Transparencia proactiva. El ministro Espinosa prometió que la Corte daría acceso a la información de forma proactiva sin que la gente tuviera que pedirla. Meses después, esto está muy lejos de suceder. La Corte tiene importantes rezagos en la información que publica sobre sentencias y votos. Adicionalmente, métricas y reportes que existían en el modelo previo de la Corte se interrumpieron y hoy es difícil encontrar información básica en bases de datos o reportes accesibles al público.
Justicia en lengua indígena y accesible. El ministro Guerrero prometió que las sentencias se pudieran leer en lenguas indígenas, en braille y en formatos fáciles de entender, no solo en lenguaje jurídico. Ya hay algunos ejemplos: una sentencia se tradujo al rarámuri para una comunidad de Chihuahua, y la Corte empezó a capacitarse en herramientas de accesibilidad en braille. Es un esfuerzo relevante en el sentido correcto, pero aún es pronto para determinar que la promesa ha sido cumplida.

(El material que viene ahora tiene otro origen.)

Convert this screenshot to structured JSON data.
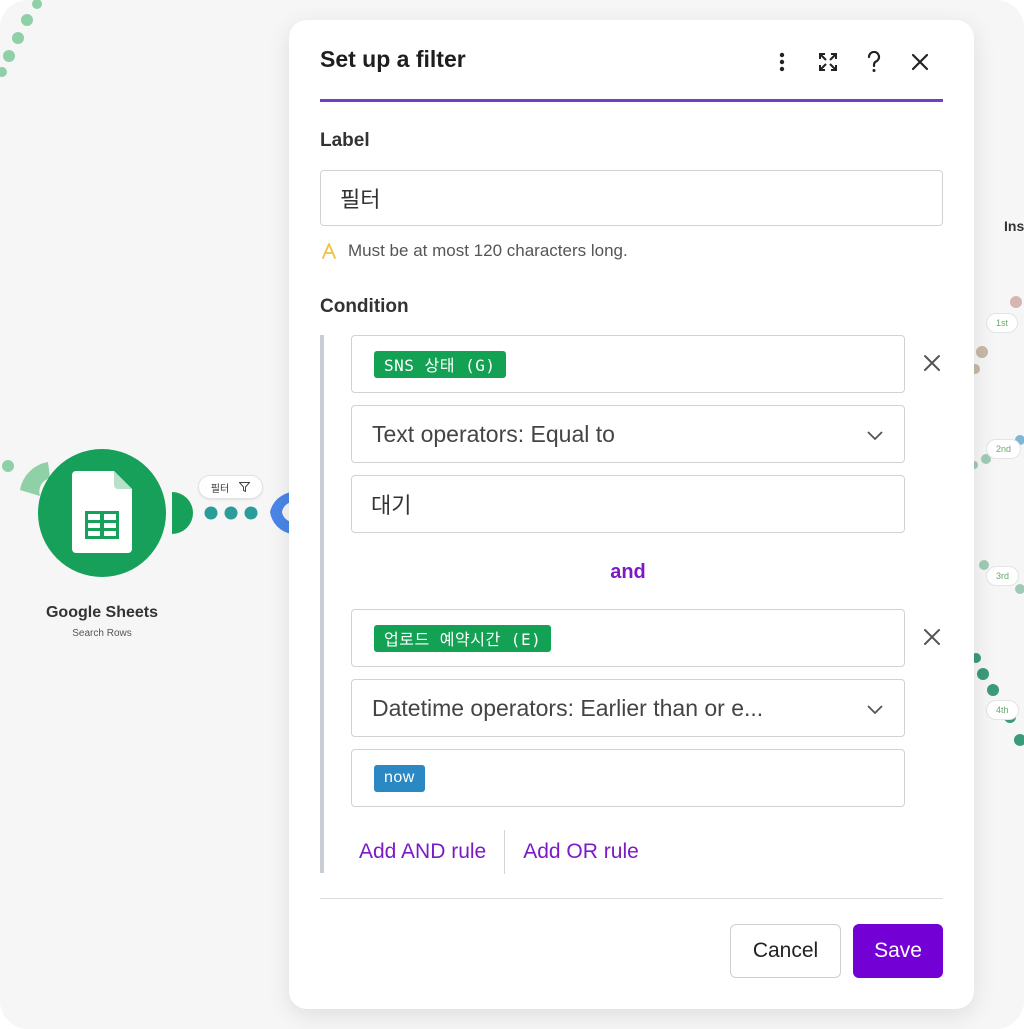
{
  "canvas": {
    "module": {
      "title": "Google Sheets",
      "subtitle": "Search Rows",
      "icon": "google-sheets-icon",
      "color": "#16a05a"
    },
    "filter_pill": {
      "label": "필터",
      "icon": "funnel-icon"
    },
    "right_label": "Ins",
    "routes": [
      {
        "label": "1st"
      },
      {
        "label": "2nd"
      },
      {
        "label": "3rd"
      },
      {
        "label": "4th"
      }
    ]
  },
  "modal": {
    "title": "Set up a filter",
    "header_icons": [
      "more-vertical-icon",
      "expand-icon",
      "help-icon",
      "close-icon"
    ],
    "label_section": {
      "heading": "Label",
      "value": "필터",
      "hint_icon": "translate-warning-icon",
      "hint": "Must be at most 120 characters long."
    },
    "condition_section": {
      "heading": "Condition",
      "rules": [
        {
          "field_token": "SNS 상태 (G)",
          "operator": "Text operators: Equal to",
          "value": "대기"
        },
        {
          "field_token": "업로드 예약시간 (E)",
          "operator": "Datetime operators: Earlier than or e...",
          "value_token": "now"
        }
      ],
      "joiner": "and",
      "add_and": "Add AND rule",
      "add_or": "Add OR rule"
    },
    "buttons": {
      "cancel": "Cancel",
      "save": "Save"
    },
    "colors": {
      "accent": "#7300d4",
      "link": "#7a1bc5",
      "header_line": "#6d3fc4",
      "token_green": "#13a153",
      "token_blue": "#2b88c2"
    }
  }
}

Reducción de privilegios. La ministra Batres prometió no ganar más que el Presidente y acabar con los privilegios en la Corte. La Corte redujo el salario de los ministros para ganar menos que la Presidenta de la República. Se redujeron salarios del personal y se eliminaron seguros de gastos médicos y de separación voluntaria, desaparecieron también apoyos para el pago de alimentos y de telefonía celular. Además, se suspendió la compra de camionetas blindadas después de que se destapara el escándalo pues cada una de ellas rondaba el costo de 1.7 millones de pesos.
Incidencia en derechos humanos. La ministra Loretta Ortiz propuso que las resoluciones y sentencias tuvieran impacto social al identificar y atraer asuntos de importancia pública, mientras que el ministro Hugo Aguilar prometió que la Corte estará al tanto de la resolución de temas centrales para la vida pública. Para ello, la Suprema Corte ha incrementado el uso de las facultades de atracción y reasunción de competencias, que permiten conocer proyectos de interés público que están en tribunales y juzgados y que atienden problemáticas sociales.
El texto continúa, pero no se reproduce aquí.